Beato Diego Giuseppe da Cadice, 24 marzo

By 23 Marzo, 2024Aprile 17th, 2024No Comments

“Apostolo della misericordia, questo grande cappuccino, che solo volle essere missionario santo e aspirò ad ottenere la palma del martirio, fu anche un grande oratore. Menendez y Pelayo lo ha messo subito dopo san Vincenzo Ferrer e san Giovanni d’Avila”

Giuseppe Francesco López-Caamaño y García Pérez nacque a Cadice (Spagna) il 30 marzo 1743. Apparteneva ad un’illustre famiglia. Sua madre morì quando egli aveva 9 anni e si stabilì con suo padre nella località di Grazalema (Cadice). Frequentò studi coi domenicani di Ronda, Malaga. Ma a 15 anni scelse i cappuccini di Siviglia, vincendo il suo rifiuto per la vita religiosa e verso questo Ordine in particolare, per prendere l’abito e il nome coi quali sarebbe stato poi innalzato agli altari. Lasciando da parte quella certa avversione iniziale all’impegno che stabilì anni più tardi, riferendosi retrospettivamente alla sua vocazione si apprezza quanto fosse cambiato. Può essere che neppure ricordasse il peso delle sue emozioni di adolescente quando scrisse: “Tutto il mio affanno era essere cappuccino, per essere missionario e santo”.     

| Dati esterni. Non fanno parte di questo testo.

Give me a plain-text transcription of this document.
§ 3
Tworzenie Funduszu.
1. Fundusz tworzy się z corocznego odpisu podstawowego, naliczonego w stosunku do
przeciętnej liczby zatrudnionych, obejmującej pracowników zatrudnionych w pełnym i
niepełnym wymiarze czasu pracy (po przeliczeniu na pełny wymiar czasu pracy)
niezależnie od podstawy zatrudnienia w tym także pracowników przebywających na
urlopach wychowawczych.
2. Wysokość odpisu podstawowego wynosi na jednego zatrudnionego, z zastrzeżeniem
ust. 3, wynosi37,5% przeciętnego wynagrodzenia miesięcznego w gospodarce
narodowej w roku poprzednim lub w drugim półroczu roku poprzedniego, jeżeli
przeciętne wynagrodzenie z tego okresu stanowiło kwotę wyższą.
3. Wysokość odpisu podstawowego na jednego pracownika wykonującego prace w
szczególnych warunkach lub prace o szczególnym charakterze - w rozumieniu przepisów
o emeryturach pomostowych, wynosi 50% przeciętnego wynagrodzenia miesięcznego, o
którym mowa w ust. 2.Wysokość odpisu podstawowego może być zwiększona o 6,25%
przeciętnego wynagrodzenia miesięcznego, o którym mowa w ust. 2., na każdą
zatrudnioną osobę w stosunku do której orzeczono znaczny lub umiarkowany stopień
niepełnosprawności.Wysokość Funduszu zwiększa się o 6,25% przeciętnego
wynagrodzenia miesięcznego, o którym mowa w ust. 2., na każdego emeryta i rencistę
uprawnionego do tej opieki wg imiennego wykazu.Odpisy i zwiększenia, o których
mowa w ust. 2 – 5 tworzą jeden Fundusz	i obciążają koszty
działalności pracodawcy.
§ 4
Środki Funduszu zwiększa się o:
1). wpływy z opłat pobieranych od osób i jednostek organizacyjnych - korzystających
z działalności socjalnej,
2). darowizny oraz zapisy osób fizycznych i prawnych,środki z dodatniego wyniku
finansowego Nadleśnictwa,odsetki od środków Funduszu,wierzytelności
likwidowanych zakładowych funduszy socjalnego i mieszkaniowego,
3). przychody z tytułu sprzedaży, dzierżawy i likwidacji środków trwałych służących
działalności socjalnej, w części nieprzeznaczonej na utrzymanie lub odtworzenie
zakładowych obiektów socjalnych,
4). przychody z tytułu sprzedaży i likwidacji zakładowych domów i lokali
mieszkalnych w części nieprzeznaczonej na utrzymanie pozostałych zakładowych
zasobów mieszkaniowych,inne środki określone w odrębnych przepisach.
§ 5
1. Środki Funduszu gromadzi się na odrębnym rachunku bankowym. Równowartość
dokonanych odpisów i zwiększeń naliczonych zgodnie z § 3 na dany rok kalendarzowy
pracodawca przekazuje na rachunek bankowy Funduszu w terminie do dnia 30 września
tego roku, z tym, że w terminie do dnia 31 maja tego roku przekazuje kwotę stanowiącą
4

Nel 1766 fu ordinato sacerdote. L’accompagnava un unico anelito: raggiungere la santità. Voleva essere un grande apostolo senza escludere il martirio. E lasciò costanza di ciò: “Che ansie di essere santo, con la preghiera placare Dio e sostenere la Chiesa santa! Che desiderio di uscire pubblicamente, e, a viso scoperto, contrastare i libertini!… Che ardore per spargere il mio sangue in difesa di quello che fino ad ora abbiamo creduto! “. Ma il cammino della santità, Dio, generalmente, non lo rende facile ai suoi figli. Durante alcuni anni le oscillazioni nella sua vita spirituale furono abituali, fino a che soffrì una radicale trasformazione con la grazia di Cristo. Ciò non lo liberò dalle esperienze che normalmente si presentano nell’itinerario che conduce all’unione con la Santissima Trinità. Passò per contraddizioni ed oscurità. Furono frequenti le sue lotte contro le tentazioni della carne e dovette combattere germogli di apatia nel compimento della sua missione, tra le molte altre debolezze che affrontò e superò. Nessuno (solo Dio) sapeva delle lotte interne di questo grande apostolo, la cui affettuosità e peculiare senso dell’umorismo era particolarmente apprezzato nelle distanze brevi.     

Dal 1771 e per trent’anni la sua attività in missioni popolari si estese per quasi tutta la penisola spagnola. Le sue grandi doti di oratoria ed eloquenza passate per l’orazione operavano prodigi nelle genti attraverso una predicazione della quale si è sottolineato, oltre al suo rigore, la semplicità e dignità. Il suo contributo fu inestimabile in un periodo marcato dal regalismo e dal giansenismo che erano al loro apogeo. Come tante volte succede, giudicando menti illustri, e ancora di più con la profondità di vita del beato, le valutazioni non sono sempre benevole. Quando si esaminano i suoi passi unicamente da un punto di vista razionale, ricorrendo ad un’analisi storica frequentemente carica di pregiudizi, come alcuni critici hanno fatto, rimane in penombra l’essenziale: la sua grandezza spirituale e le eccezionali qualità poste al servizio della fede e della Chiesa in momenti di indubbia difficoltà.     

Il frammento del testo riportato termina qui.